Fernando Silva, jornalista e membro do Diretório Nacional do PSOL
A aventura golpista de Trump e da extrema direita fascista e racista estadunidense durou poucas horas. Embora barulhenta, radicalizada e impactante, em se tratando de uma invasão do Congresso dos mais antiga democracia burguesa, mostrou que não havia qualquer base real para mudar o resultado das eleições – dar um golpe em termos práticos. O Congresso voltou a reunir-se na noite do mesmo dia, depois da retirada dos extremistas e confirmou a vitória de Biden. O atentado megarreacionário no Capitólio custou a vida de quatro pessoas, em circunstâncias ainda pouco nítidas, dezenas de prisões e vários feridos.
Nesse mesmo dia, foi divulgado o resultado das eleições na Geórgia para o Senado, com vitória total dos Democratas, que elegeram os dois senadores nas duas cadeiras em disputa, sendo um deles o primeiro senador negro na história do Estado, um berço histórico do racismo sulista e terra natal de Martin Luther King. Dessa forma, os Republicanos perderam o controle também do Senado, fechando assim o quadro de uma grande derrota eleitoral e política desse partido e da fração trumpista em particular.
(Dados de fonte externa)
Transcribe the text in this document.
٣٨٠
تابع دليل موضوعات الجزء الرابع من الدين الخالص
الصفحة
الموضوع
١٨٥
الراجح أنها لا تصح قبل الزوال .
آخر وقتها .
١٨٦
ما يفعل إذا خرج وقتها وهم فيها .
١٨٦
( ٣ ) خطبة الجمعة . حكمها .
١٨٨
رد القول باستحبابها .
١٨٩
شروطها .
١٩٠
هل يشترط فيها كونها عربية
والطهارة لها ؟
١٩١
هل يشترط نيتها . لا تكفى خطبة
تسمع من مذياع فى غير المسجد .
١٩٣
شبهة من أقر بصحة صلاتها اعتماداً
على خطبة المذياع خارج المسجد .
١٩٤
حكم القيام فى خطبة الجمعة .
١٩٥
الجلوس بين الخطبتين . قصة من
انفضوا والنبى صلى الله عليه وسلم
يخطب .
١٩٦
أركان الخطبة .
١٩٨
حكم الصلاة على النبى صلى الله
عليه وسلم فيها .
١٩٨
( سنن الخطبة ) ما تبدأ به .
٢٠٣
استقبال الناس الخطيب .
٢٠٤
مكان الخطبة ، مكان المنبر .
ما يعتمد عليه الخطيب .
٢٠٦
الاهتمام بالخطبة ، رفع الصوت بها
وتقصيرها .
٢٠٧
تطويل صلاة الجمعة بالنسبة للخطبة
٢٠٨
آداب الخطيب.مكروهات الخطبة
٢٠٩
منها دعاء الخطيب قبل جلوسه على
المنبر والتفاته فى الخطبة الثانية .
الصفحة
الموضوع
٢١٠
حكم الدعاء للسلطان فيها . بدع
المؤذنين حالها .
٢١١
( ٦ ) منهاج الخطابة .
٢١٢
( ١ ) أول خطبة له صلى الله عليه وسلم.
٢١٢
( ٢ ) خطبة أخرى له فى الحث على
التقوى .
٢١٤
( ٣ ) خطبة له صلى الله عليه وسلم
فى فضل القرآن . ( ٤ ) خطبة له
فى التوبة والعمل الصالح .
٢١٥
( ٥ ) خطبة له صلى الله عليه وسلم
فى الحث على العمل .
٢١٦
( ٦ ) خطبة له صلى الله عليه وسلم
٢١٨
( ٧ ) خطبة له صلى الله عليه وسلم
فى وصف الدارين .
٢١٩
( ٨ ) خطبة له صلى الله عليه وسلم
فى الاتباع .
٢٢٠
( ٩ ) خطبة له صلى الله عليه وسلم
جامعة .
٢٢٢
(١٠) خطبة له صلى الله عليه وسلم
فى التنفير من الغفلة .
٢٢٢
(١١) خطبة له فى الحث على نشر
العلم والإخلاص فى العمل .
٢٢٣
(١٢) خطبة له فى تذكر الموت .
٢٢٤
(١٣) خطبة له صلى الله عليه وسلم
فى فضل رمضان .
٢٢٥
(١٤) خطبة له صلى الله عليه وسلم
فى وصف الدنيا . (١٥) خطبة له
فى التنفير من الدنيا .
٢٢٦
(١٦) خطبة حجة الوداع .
A partir dos fatos de ontem, algumas perguntas precisam ser feitas e, na medida do possível, respondidas. Parece inegável que estamos diante de mudanças profundas no panoramo político mundial, resultantes do aprofundamento da crise capitalista – econômica, social, política, ambiental – com a pandemia ainda em auge (o segundo), mesmo com o início da vacinação.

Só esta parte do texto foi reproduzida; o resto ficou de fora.